Neue Daten des Statistischen Bundesamts deuten darauf hin, dass die wirtschaftliche Rezession in Deutschland weitreichender ist als zuvor angenommen. Gemäß den überarbeiteten Statistiken ist das Bruttoinlandsprodukt (BIP) im Jahr 2023 um 0,9 Prozent zurückgegangen, eine Korrektur gegenüber der früheren Schätzung von 0,3 Prozent. Auch für 2024 hat das Amt seine Prognosen nach unten angepasst: von einem ursprünglich angenommenen Rückgang von 0,2 Prozent auf nunmehr 0,5 Prozent.
Das Statistische Bundesamt erläuterte den Prozess der Datenrevision: „Das Statistische Bundesamt hat, wie zu diesem Termin üblich, die bisher veröffentlichten Ergebnisse ab 2021 überarbeitet und neu verfügbare statistische Informationen in die Berechnungen der Ergebnisse einbezogen.“
Zusammen mit diesen Revisionen veröffentlichte das Amt auch Zahlen für das zweite Quartal, wonach das BIP um 0,1 Prozent gesunken ist, während es im ersten Quartal noch um 0,4 Prozent gestiegen war. Die Prognosen für das gesamte Jahr bleiben uneinheitlich: Das ifo-Institut erwartet ein Wachstum von 0,3 Prozent, während andere Institutionen wie die Wirtschaftsweisen, die Bundesregierung und die EU-Kommission von einer Stagnation der Wirtschaft ausgehen. Die Gemeinschaftsdiagnose der deutschen Wirtschaftsforschungsinstitute prognostiziert ein geringfügiges Wachstum von 0,1 Prozent.

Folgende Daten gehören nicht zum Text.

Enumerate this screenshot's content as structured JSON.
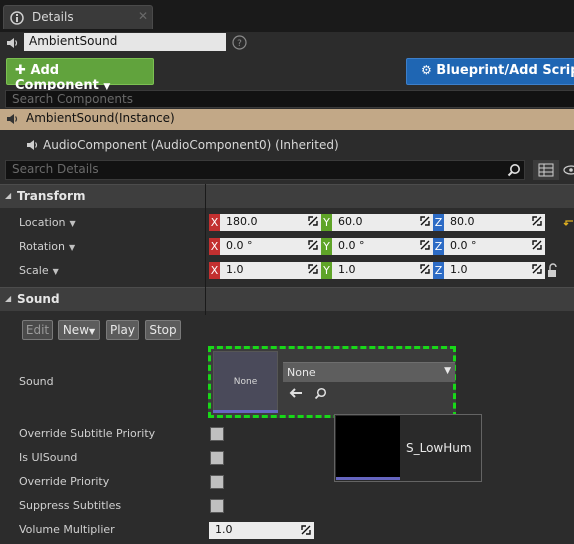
{
  "tab": {
    "title": "Details"
  },
  "actor_name": "AmbientSound",
  "toolbar": {
    "add_component": "Add Component",
    "blueprint": "Blueprint/Add Script"
  },
  "components": {
    "search_placeholder": "Search Components",
    "items": [
      {
        "label": "AmbientSound(Instance)",
        "selected": true
      },
      {
        "label": "AudioComponent (AudioComponent0) (Inherited)",
        "selected": false
      }
    ]
  },
  "details_search_placeholder": "Search Details",
  "transform": {
    "title": "Transform",
    "location": {
      "label": "Location",
      "x": "180.0",
      "y": "60.0",
      "z": "80.0"
    },
    "rotation": {
      "label": "Rotation",
      "x": "0.0 °",
      "y": "0.0 °",
      "z": "0.0 °"
    },
    "scale": {
      "label": "Scale",
      "x": "1.0",
      "y": "1.0",
      "z": "1.0"
    },
    "axis_labels": {
      "x": "X",
      "y": "Y",
      "z": "Z"
    }
  },
  "sound": {
    "title": "Sound",
    "buttons": {
      "edit": "Edit",
      "new": "New",
      "play": "Play",
      "stop": "Stop"
    },
    "sound_label": "Sound",
    "thumb_label": "None",
    "combo_value": "None",
    "tooltip_asset": "S_LowHum",
    "properties": [
      {
        "label": "Override Subtitle Priority",
        "checked": false
      },
      {
        "label": "Is UISound",
        "checked": false
      },
      {
        "label": "Override Priority",
        "checked": false
      },
      {
        "label": "Suppress Subtitles",
        "checked": false
      }
    ],
    "volume": {
      "label": "Volume Multiplier",
      "value": "1.0"
    }
  },
  "colors": {
    "selected_row": "#c2a887",
    "add_button": "#61a33d",
    "blueprint_button": "#1f66b3",
    "drop_highlight": "#18d818",
    "axis_x": "#c33030",
    "axis_y": "#5fa428",
    "axis_z": "#2c6bc5"
  },
  "icons": {
    "tab": "details-icon",
    "name": "speaker-icon",
    "help": "help-icon",
    "search": "search-icon",
    "grid": "property-matrix-icon",
    "eye": "eye-icon",
    "lock": "lock-icon",
    "reset": "reset-arrow-icon",
    "use": "use-selected-arrow-icon",
    "browse": "browse-magnifier-icon"
  }
}
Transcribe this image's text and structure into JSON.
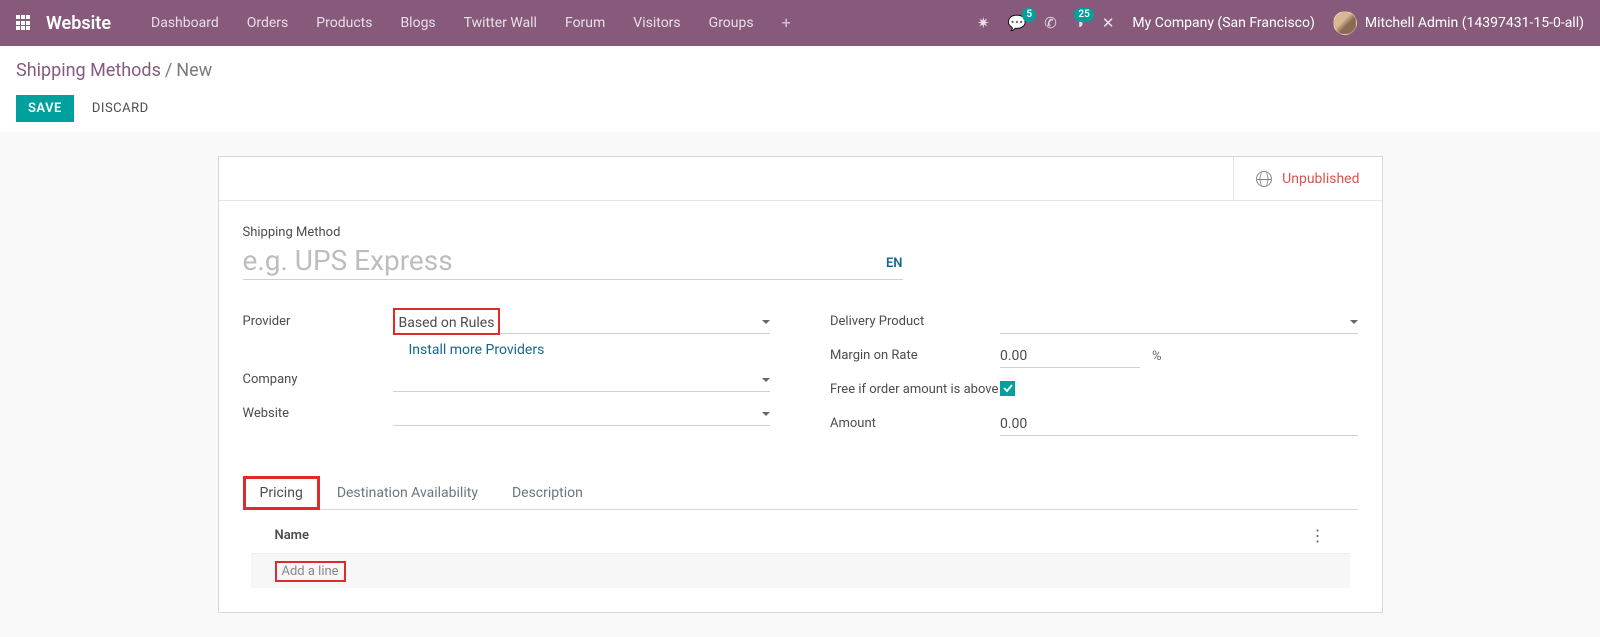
{
  "nav": {
    "brand": "Website",
    "items": [
      "Dashboard",
      "Orders",
      "Products",
      "Blogs",
      "Twitter Wall",
      "Forum",
      "Visitors",
      "Groups"
    ],
    "tray": {
      "messages_badge": "5",
      "activities_badge": "25"
    },
    "company": "My Company (San Francisco)",
    "user": "Mitchell Admin (14397431-15-0-all)"
  },
  "breadcrumb": {
    "parent": "Shipping Methods",
    "current": "New"
  },
  "actions": {
    "save": "SAVE",
    "discard": "DISCARD"
  },
  "publish": {
    "label": "Unpublished"
  },
  "form": {
    "shipping_method_label": "Shipping Method",
    "shipping_method_placeholder": "e.g. UPS Express",
    "lang_button": "EN",
    "left": {
      "provider_label": "Provider",
      "provider_value": "Based on Rules",
      "install_link": "Install more Providers",
      "company_label": "Company",
      "website_label": "Website"
    },
    "right": {
      "delivery_product_label": "Delivery Product",
      "margin_label": "Margin on Rate",
      "margin_value": "0.00",
      "margin_suffix": "%",
      "free_label": "Free if order amount is above",
      "free_checked": true,
      "amount_label": "Amount",
      "amount_value": "0.00"
    }
  },
  "tabs": [
    "Pricing",
    "Destination Availability",
    "Description"
  ],
  "list": {
    "header": "Name",
    "add_line": "Add a line"
  }
}
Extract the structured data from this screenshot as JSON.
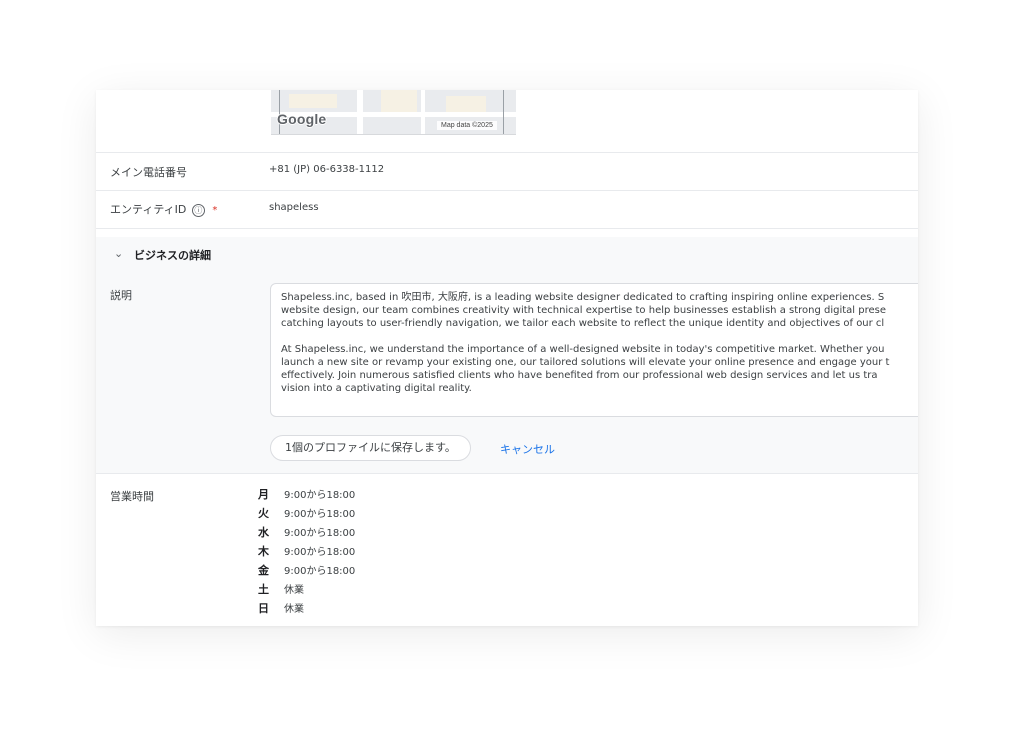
{
  "map": {
    "logo": "Google",
    "attribution": "Map data ©2025"
  },
  "fields": {
    "phone": {
      "label": "メイン電話番号",
      "value": "+81 (JP) 06-6338-1112"
    },
    "entity": {
      "label": "エンティティID",
      "info_glyph": "ⓘ",
      "required_mark": "*",
      "value": "shapeless"
    }
  },
  "section": {
    "chevron": "⌄",
    "title": "ビジネスの詳細"
  },
  "description": {
    "label": "説明",
    "lines": [
      "Shapeless.inc, based in 吹田市, 大阪府, is a leading website designer dedicated to crafting inspiring online experiences. S",
      "website design, our team combines creativity with technical expertise to help businesses establish a strong digital prese",
      "catching layouts to user-friendly navigation, we tailor each website to reflect the unique identity and objectives of our cl",
      "At Shapeless.inc, we understand the importance of a well-designed website in today's competitive market. Whether you",
      "launch a new site or revamp your existing one, our tailored solutions will elevate your online presence and engage your t",
      "effectively. Join numerous satisfied clients who have benefited from our professional web design services and let us tra",
      "vision into a captivating digital reality."
    ],
    "save_label": "1個のプロファイルに保存します。",
    "cancel_label": "キャンセル"
  },
  "hours": {
    "label": "営業時間",
    "days": [
      {
        "day": "月",
        "time": "9:00から18:00"
      },
      {
        "day": "火",
        "time": "9:00から18:00"
      },
      {
        "day": "水",
        "time": "9:00から18:00"
      },
      {
        "day": "木",
        "time": "9:00から18:00"
      },
      {
        "day": "金",
        "time": "9:00から18:00"
      },
      {
        "day": "土",
        "time": "休業"
      },
      {
        "day": "日",
        "time": "休業"
      }
    ]
  },
  "colors": {
    "link": "#1a73e8",
    "required": "#d93025",
    "section_bg": "#f8f9fa"
  }
}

Der Ökonom Heiner Flassbeck kritisiert in einem Blogbeitrag die Glaubwürdigkeit der Zahlen des Statistischen Bundesamts und behauptet, diese seien politisch beeinflusst. Er argumentiert, dass Deutschland sich faktisch seit Ende 2022 in einer anhaltenden Rezession befindet und warnt vor den politischen Konsequenzen von fehlerhaften Daten: „Politisch kann man diesen Fehltritt des Amtes (das dem Bundesinnenministerium untersteht) nur dadurch beantworten, dass man die Statistiker zukünftig zwingt, die Annahmen für ihre Schätzungen vollständig offenzulegen. Beamte dürfen keinen so großen Spielraum bei ihren ‘Berechnungen’ haben, dass sie eine ganze Volkswirtschaft (mit Europa einen ganzen Kontinent sogar) und die Regierung in die Irre führen können.“
Angesichts der Schwere und Dauer der Rezession scheinen die von der Bundesregierung vorgeschlagenen Maßnahmen wie Bürokratieabbau und verbesserte Abschreibungsmöglichkeiten nicht ausreichend, um eine Trendwende herbeizuführen. Das Ergebnis des anhaltenden Handelskonflikts mit den USA bleibt ungewiss, doch negative Auswirkungen auf die deutsche Wirtschaft sind bereits absehbar. Die Aussicht, dass Deutschland, wie vom CDU-Vorsitzenden Friedrich Merz beim Regierungswechsel versprochen, noch in diesem Jahr die Krise bewältigen kann, wird zunehmend unwahrscheinlicher.